Because of its systematic approach and clinical effectiveness it has for centuries had a very great influence on the theory and practice of medicine in the East, and more recently has grown rapidly in popularity in the West. It still forms a major part of healthcare provision in China, and is provided in state hospitals alongside western medicine. Chinese medicine includes all oriental traditions emerging from Southeast Asia that have their origins in China.
Chinese Herbal Medicine, along with the other components of Chinese medicine, is based on the concepts of Yin and Yang. It aims to understand and treat the many ways in which the fundamental balance and harmony between the two may be undermined and the ways in which a person’s Qi or vitality may be depleted or blocked. Clinical strategies are based upon diagnosis of patterns of signs and symptoms that reflect an imbalance.
However, the tradition as a whole places great emphasis on lifestyle management in order to prevent disease before it occurs. Chinese medicine recognises that health is more than just the absence of disease and it has a unique capacity to maintain and enhance our capacity for well being and happiness.
What can Chinese Medicine treat?
Chinese medicine is successfully used for a very wide range of conditions. Among the more commonly treated disorders are:
Skin disease, including eczema, psoriasis, acne, rosacea, urticaria
Gastro-intestinal disorders, including irritable bowel syndrome, chronic constipation, ulcerative colitis
Gynaecological conditions, including pre-menstrual syndrome and dysmenorrhoea, endometriosis, infertility
Hepatitis and HIV: some promising results have been obtained for treatment of Hepatitis C, and supportive treatment may be beneficial in the case of HIV
Chronic fatigue syndromes, whether with a background of viral infection or in other situations
Respiratory conditions, including asthma, bronchitis, and chronic coughs, allergic and perennial rhinitis and sinusitis
Rheumatological conditions (e.g. osteoarthritis and rheumatoid arthritis)

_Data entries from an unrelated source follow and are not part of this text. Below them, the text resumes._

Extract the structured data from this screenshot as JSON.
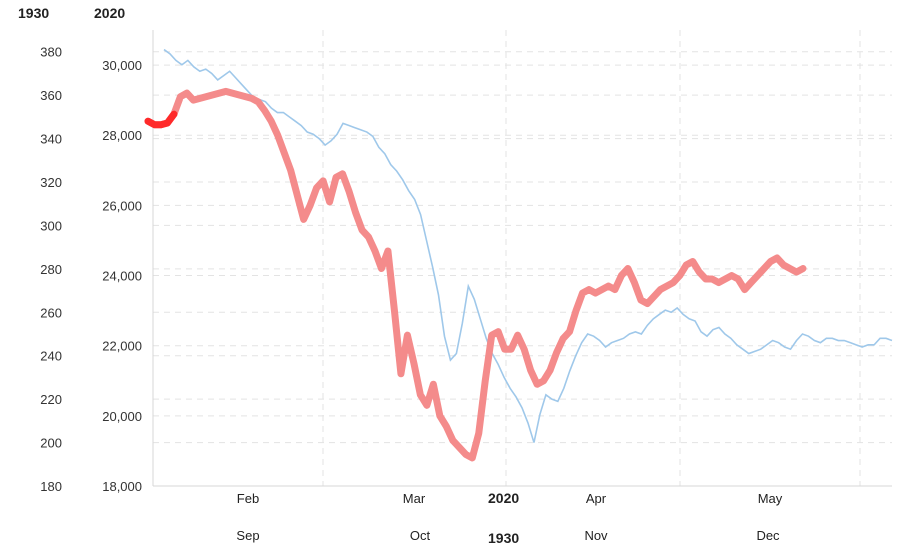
{
  "chart_data": {
    "type": "line",
    "title": "",
    "left_axis": {
      "label": "1930",
      "ticks": [
        180,
        200,
        220,
        240,
        260,
        280,
        300,
        320,
        340,
        360,
        380
      ]
    },
    "right_axis": {
      "label": "2020",
      "ticks": [
        "18,000",
        "20,000",
        "22,000",
        "24,000",
        "26,000",
        "28,000",
        "30,000"
      ]
    },
    "x_axis_2020": {
      "label": "2020",
      "months": [
        "Feb",
        "Mar",
        "Apr",
        "May"
      ]
    },
    "x_axis_1930": {
      "label": "1930",
      "months": [
        "Sep",
        "Oct",
        "Nov",
        "Dec"
      ]
    },
    "series": [
      {
        "name": "",
        "color": "#f48b8b",
        "points": [
          [
            0,
            28400
          ],
          [
            6,
            28300
          ],
          [
            12,
            28300
          ],
          [
            18,
            28350
          ],
          [
            24,
            28600
          ],
          [
            30,
            29100
          ],
          [
            36,
            29200
          ],
          [
            42,
            29000
          ],
          [
            48,
            29050
          ],
          [
            54,
            29100
          ],
          [
            60,
            29150
          ],
          [
            66,
            29200
          ],
          [
            72,
            29250
          ],
          [
            78,
            29200
          ],
          [
            84,
            29150
          ],
          [
            90,
            29100
          ],
          [
            96,
            29050
          ],
          [
            102,
            28950
          ],
          [
            108,
            28700
          ],
          [
            114,
            28400
          ],
          [
            120,
            28000
          ],
          [
            126,
            27500
          ],
          [
            132,
            27000
          ],
          [
            138,
            26300
          ],
          [
            144,
            25600
          ],
          [
            150,
            26000
          ],
          [
            156,
            26500
          ],
          [
            162,
            26700
          ],
          [
            168,
            26100
          ],
          [
            174,
            26800
          ],
          [
            180,
            26900
          ],
          [
            186,
            26400
          ],
          [
            192,
            25800
          ],
          [
            198,
            25300
          ],
          [
            204,
            25100
          ],
          [
            210,
            24700
          ],
          [
            216,
            24200
          ],
          [
            222,
            24700
          ],
          [
            228,
            23000
          ],
          [
            234,
            21200
          ],
          [
            240,
            22300
          ],
          [
            246,
            21500
          ],
          [
            252,
            20600
          ],
          [
            258,
            20300
          ],
          [
            264,
            20900
          ],
          [
            270,
            20000
          ],
          [
            276,
            19700
          ],
          [
            282,
            19300
          ],
          [
            288,
            19100
          ],
          [
            294,
            18900
          ],
          [
            300,
            18800
          ],
          [
            306,
            19500
          ],
          [
            312,
            21000
          ],
          [
            318,
            22300
          ],
          [
            324,
            22400
          ],
          [
            330,
            21900
          ],
          [
            336,
            21900
          ],
          [
            342,
            22300
          ],
          [
            348,
            21900
          ],
          [
            354,
            21300
          ],
          [
            360,
            20900
          ],
          [
            366,
            21000
          ],
          [
            372,
            21300
          ],
          [
            378,
            21800
          ],
          [
            384,
            22200
          ],
          [
            390,
            22400
          ],
          [
            396,
            23000
          ],
          [
            402,
            23500
          ],
          [
            408,
            23600
          ],
          [
            414,
            23500
          ],
          [
            420,
            23600
          ],
          [
            426,
            23700
          ],
          [
            432,
            23600
          ],
          [
            438,
            24000
          ],
          [
            444,
            24200
          ],
          [
            450,
            23800
          ],
          [
            456,
            23300
          ],
          [
            462,
            23200
          ],
          [
            468,
            23400
          ],
          [
            474,
            23600
          ],
          [
            480,
            23700
          ],
          [
            486,
            23800
          ],
          [
            492,
            24000
          ],
          [
            498,
            24300
          ],
          [
            504,
            24400
          ],
          [
            510,
            24100
          ],
          [
            516,
            23900
          ],
          [
            522,
            23900
          ],
          [
            528,
            23800
          ],
          [
            534,
            23900
          ],
          [
            540,
            24000
          ],
          [
            546,
            23900
          ],
          [
            552,
            23600
          ],
          [
            558,
            23800
          ],
          [
            564,
            24000
          ],
          [
            570,
            24200
          ],
          [
            576,
            24400
          ],
          [
            582,
            24500
          ],
          [
            588,
            24300
          ],
          [
            594,
            24200
          ],
          [
            600,
            24100
          ],
          [
            606,
            24200
          ]
        ]
      },
      {
        "name": "",
        "color": "#9fc8ea",
        "points": [
          [
            0,
            381
          ],
          [
            6,
            379
          ],
          [
            12,
            376
          ],
          [
            18,
            374
          ],
          [
            24,
            376
          ],
          [
            30,
            373
          ],
          [
            36,
            371
          ],
          [
            42,
            372
          ],
          [
            48,
            370
          ],
          [
            54,
            367
          ],
          [
            60,
            369
          ],
          [
            66,
            371
          ],
          [
            72,
            368
          ],
          [
            78,
            365
          ],
          [
            84,
            362
          ],
          [
            90,
            359
          ],
          [
            96,
            358
          ],
          [
            102,
            357
          ],
          [
            108,
            354
          ],
          [
            114,
            352
          ],
          [
            120,
            352
          ],
          [
            126,
            350
          ],
          [
            132,
            348
          ],
          [
            138,
            346
          ],
          [
            144,
            343
          ],
          [
            150,
            342
          ],
          [
            156,
            340
          ],
          [
            162,
            337
          ],
          [
            168,
            339
          ],
          [
            174,
            342
          ],
          [
            180,
            347
          ],
          [
            186,
            346
          ],
          [
            192,
            345
          ],
          [
            198,
            344
          ],
          [
            204,
            343
          ],
          [
            210,
            341
          ],
          [
            216,
            336
          ],
          [
            222,
            333
          ],
          [
            228,
            328
          ],
          [
            234,
            325
          ],
          [
            240,
            321
          ],
          [
            246,
            316
          ],
          [
            252,
            312
          ],
          [
            258,
            305
          ],
          [
            264,
            293
          ],
          [
            270,
            281
          ],
          [
            276,
            268
          ],
          [
            282,
            249
          ],
          [
            288,
            238
          ],
          [
            294,
            241
          ],
          [
            300,
            255
          ],
          [
            306,
            272
          ],
          [
            312,
            266
          ],
          [
            318,
            257
          ],
          [
            324,
            248
          ],
          [
            330,
            241
          ],
          [
            336,
            236
          ],
          [
            342,
            230
          ],
          [
            348,
            225
          ],
          [
            354,
            221
          ],
          [
            360,
            216
          ],
          [
            366,
            209
          ],
          [
            372,
            200
          ],
          [
            378,
            213
          ],
          [
            384,
            222
          ],
          [
            390,
            220
          ],
          [
            396,
            219
          ],
          [
            402,
            225
          ],
          [
            408,
            233
          ],
          [
            414,
            240
          ],
          [
            420,
            246
          ],
          [
            426,
            250
          ],
          [
            432,
            249
          ],
          [
            438,
            247
          ],
          [
            444,
            244
          ],
          [
            450,
            246
          ],
          [
            456,
            247
          ],
          [
            462,
            248
          ],
          [
            468,
            250
          ],
          [
            474,
            251
          ],
          [
            480,
            250
          ],
          [
            486,
            254
          ],
          [
            492,
            257
          ],
          [
            498,
            259
          ],
          [
            504,
            261
          ],
          [
            510,
            260
          ],
          [
            516,
            262
          ],
          [
            522,
            259
          ],
          [
            528,
            257
          ],
          [
            534,
            256
          ],
          [
            540,
            251
          ],
          [
            546,
            249
          ],
          [
            552,
            252
          ],
          [
            558,
            253
          ],
          [
            564,
            250
          ],
          [
            570,
            248
          ],
          [
            576,
            245
          ],
          [
            582,
            243
          ],
          [
            588,
            241
          ],
          [
            594,
            242
          ],
          [
            600,
            243
          ],
          [
            606,
            245
          ],
          [
            612,
            247
          ],
          [
            618,
            246
          ],
          [
            624,
            244
          ],
          [
            630,
            243
          ],
          [
            636,
            247
          ],
          [
            642,
            250
          ],
          [
            648,
            249
          ],
          [
            654,
            247
          ],
          [
            660,
            246
          ],
          [
            666,
            248
          ],
          [
            672,
            248
          ],
          [
            678,
            247
          ],
          [
            684,
            247
          ],
          [
            690,
            246
          ],
          [
            696,
            245
          ],
          [
            702,
            244
          ],
          [
            708,
            245
          ],
          [
            714,
            245
          ],
          [
            720,
            248
          ],
          [
            726,
            248
          ],
          [
            732,
            247
          ]
        ]
      }
    ]
  }
}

Urinary conditions including chronic cystitis
Psychological problems (e.g. depression, anxiety)
Who can have treatment?
Chinese medicine can be used by people of any age or constitution. Your practitioner will take any previous or current illness or medication into account before providing treatment. With suitable adjustments for dosage and with some provisos which will be determined by your practitioner, children and pregnant women can very well be treated by Chinese medicine.
What are the herbs like and how the treatment proceed?
Herbs are now available in a number of formats, both traditional and modern. The traditional method is to boil a mixture of dried herbs to make a tea or to use pills. The herbs are also now commonly prescribed as freeze dried powders or tinctures. The herbs will at first taste unusual and often bitter to anyone who has not tried them before, but the vast majority of people get used to the taste very quickly.
Each herb has been analysed for it’s taste (sweet, bitter etc), action (which direction the energetic of the herb moves in the body), it’s temperature, and the organs which the herb affects. These aspects of each herb are then used to ascertain their effectiveness for various disorders.
When a patient attends a herbal appointment a full case history is taken and a Chinese Medicine diagnosis made. A herbal prescription is then given to deal with the symptoms being experienced, but also to deal with any underlying conditions which will hamper progress. Herbs are then given as either raw ingredients (twigs, leaves, roots etc), as a concentrated powder, or in pill form.
Are herbs safe?
Chinese herbs are very safe when prescribed correctly by a properly trained practitioner. Over the centuries doctors have compiled detailed information about the pharmacopoiea and placed great emphasis on the protection of the patient. Adverse reactions can occur with any form of medicine. In the case of Chinese herbal medicine these are rare.